In the future, Davis hopes to take on more roles that are real-life reflective because that is what she feels is needed now more than ever.
“I’ve gone through the heartache of losing a parent, the joys of being married, the joys of getting a job. I’ve lived a life, so when I read a script and it strikes me as being disingenuous – a person who’s not fully explored – that’s what stops me.”
PHOTO: The Guardian
Aligned with her desire to represent real Black women, the next project in the works for Davis is her role as Shirley Chisholm, the first Black woman elected to Congress, and the first woman to run for president of the United States.

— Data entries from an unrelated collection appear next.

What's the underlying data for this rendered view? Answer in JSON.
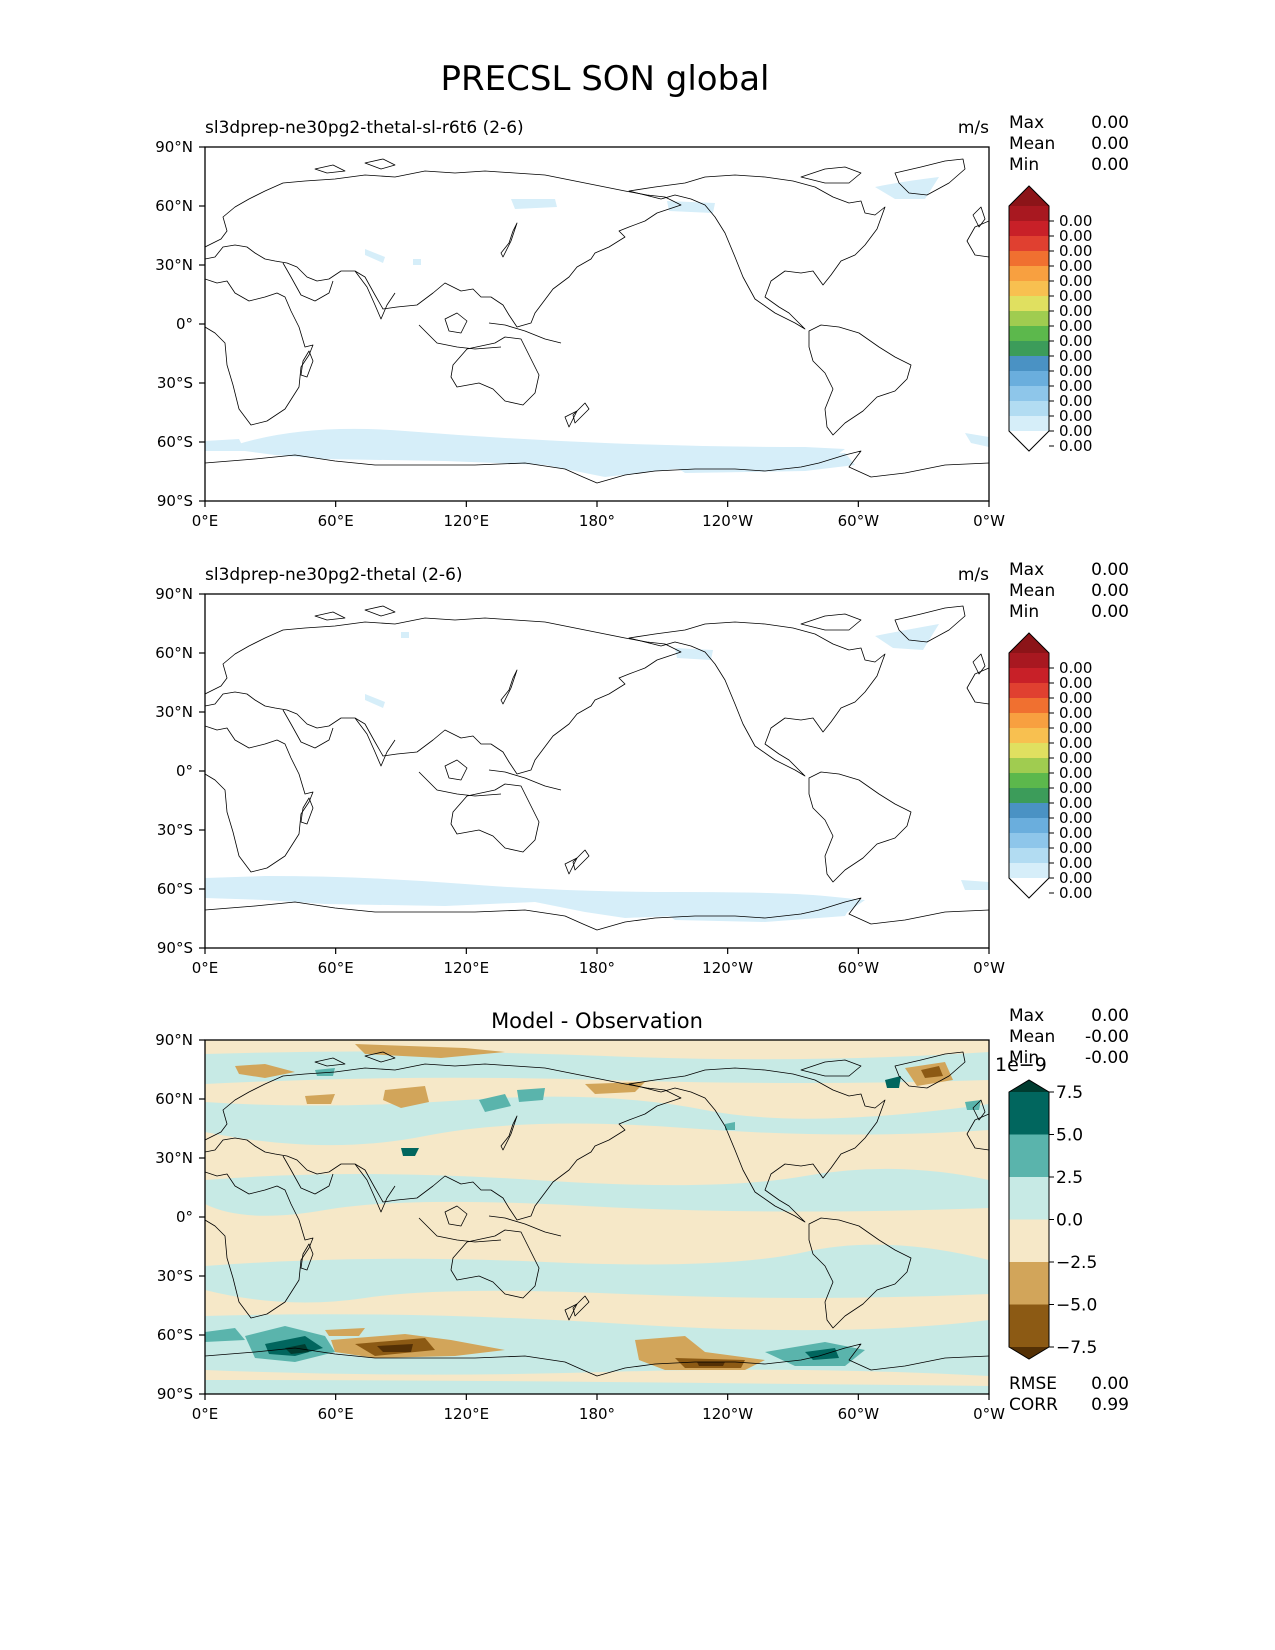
{
  "figure_title": "PRECSL SON global",
  "stat_labels": {
    "max": "Max",
    "mean": "Mean",
    "min": "Min",
    "rmse": "RMSE",
    "corr": "CORR"
  },
  "xticks": [
    "0°E",
    "60°E",
    "120°E",
    "180°",
    "120°W",
    "60°W",
    "0°W"
  ],
  "yticks": [
    "90°N",
    "60°N",
    "30°N",
    "0°",
    "30°S",
    "60°S",
    "90°S"
  ],
  "colors": {
    "land_outline": "#000000",
    "model_snow": "#d6eef9",
    "diff_negative": [
      "#f6e8c8",
      "#d2a55a",
      "#8c5a14",
      "#543005"
    ],
    "diff_positive": [
      "#c7eae5",
      "#5ab4ac",
      "#01665e",
      "#003c30"
    ]
  },
  "chart_data": [
    {
      "type": "heatmap",
      "title": "sl3dprep-ne30pg2-thetal-sl-r6t6 (2-6)",
      "units": "m/s",
      "stats": {
        "max": "0.00",
        "mean": "0.00",
        "min": "0.00"
      },
      "colorbar": {
        "ticks": [
          "0.00",
          "0.00",
          "0.00",
          "0.00",
          "0.00",
          "0.00",
          "0.00",
          "0.00",
          "0.00",
          "0.00",
          "0.00",
          "0.00",
          "0.00",
          "0.00",
          "0.00",
          "0.00"
        ],
        "colors": [
          "#ffffff",
          "#d6eef9",
          "#b2dcf2",
          "#8ec6ea",
          "#6aaedd",
          "#4a92c4",
          "#3c9c5a",
          "#5cb84c",
          "#a0cc50",
          "#e0e060",
          "#f8c050",
          "#f8a040",
          "#f07030",
          "#e04030",
          "#c82028",
          "#a81820",
          "#8c1418"
        ]
      },
      "lon_range": [
        0,
        360
      ],
      "lat_range": [
        -90,
        90
      ]
    },
    {
      "type": "heatmap",
      "title": "sl3dprep-ne30pg2-thetal (2-6)",
      "units": "m/s",
      "stats": {
        "max": "0.00",
        "mean": "0.00",
        "min": "0.00"
      },
      "colorbar": {
        "ticks": [
          "0.00",
          "0.00",
          "0.00",
          "0.00",
          "0.00",
          "0.00",
          "0.00",
          "0.00",
          "0.00",
          "0.00",
          "0.00",
          "0.00",
          "0.00",
          "0.00",
          "0.00",
          "0.00"
        ],
        "colors": [
          "#ffffff",
          "#d6eef9",
          "#b2dcf2",
          "#8ec6ea",
          "#6aaedd",
          "#4a92c4",
          "#3c9c5a",
          "#5cb84c",
          "#a0cc50",
          "#e0e060",
          "#f8c050",
          "#f8a040",
          "#f07030",
          "#e04030",
          "#c82028",
          "#a81820",
          "#8c1418"
        ]
      },
      "lon_range": [
        0,
        360
      ],
      "lat_range": [
        -90,
        90
      ]
    },
    {
      "type": "heatmap",
      "title": "Model - Observation",
      "stats": {
        "max": "0.00",
        "mean": "-0.00",
        "min": "-0.00",
        "rmse": "0.00",
        "corr": "0.99"
      },
      "colorbar": {
        "scale_label": "1e−9",
        "ticks": [
          "7.5",
          "5.0",
          "2.5",
          "0.0",
          "−2.5",
          "−5.0",
          "−7.5"
        ],
        "colors": [
          "#003c30",
          "#01665e",
          "#5ab4ac",
          "#c7eae5",
          "#f6e8c8",
          "#d2a55a",
          "#8c5a14",
          "#543005"
        ]
      },
      "lon_range": [
        0,
        360
      ],
      "lat_range": [
        -90,
        90
      ]
    }
  ]
}
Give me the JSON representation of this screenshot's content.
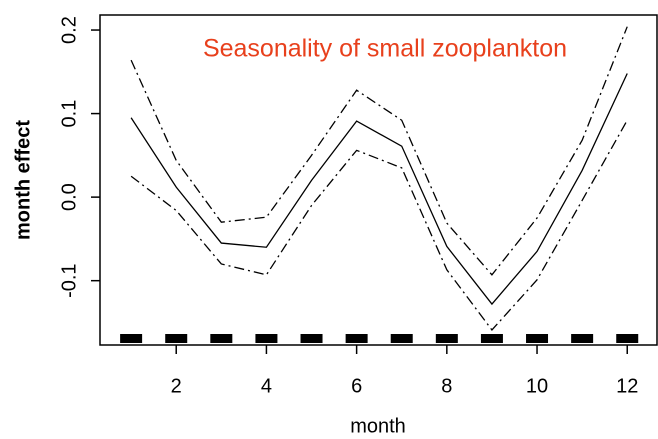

Also, coming up on November 6th, Widows will be released to theaters nationwide, however, Davis’ anxiety surrounding the release is high.
“If it doesn’t do well, then I would take it personally. It’s the first movie that I can really say I was a lead in. So it’s more of a statement about me.”
But she is also in the business of letting things be, and that attitude is the one she will lean on to get her through.
“I know that whatever the results are going to be, there’s a famous saying, ‘God willing and the creek don’t rise.’ Meaning, if I’m still alive, whatever it takes, I’m going to continue.”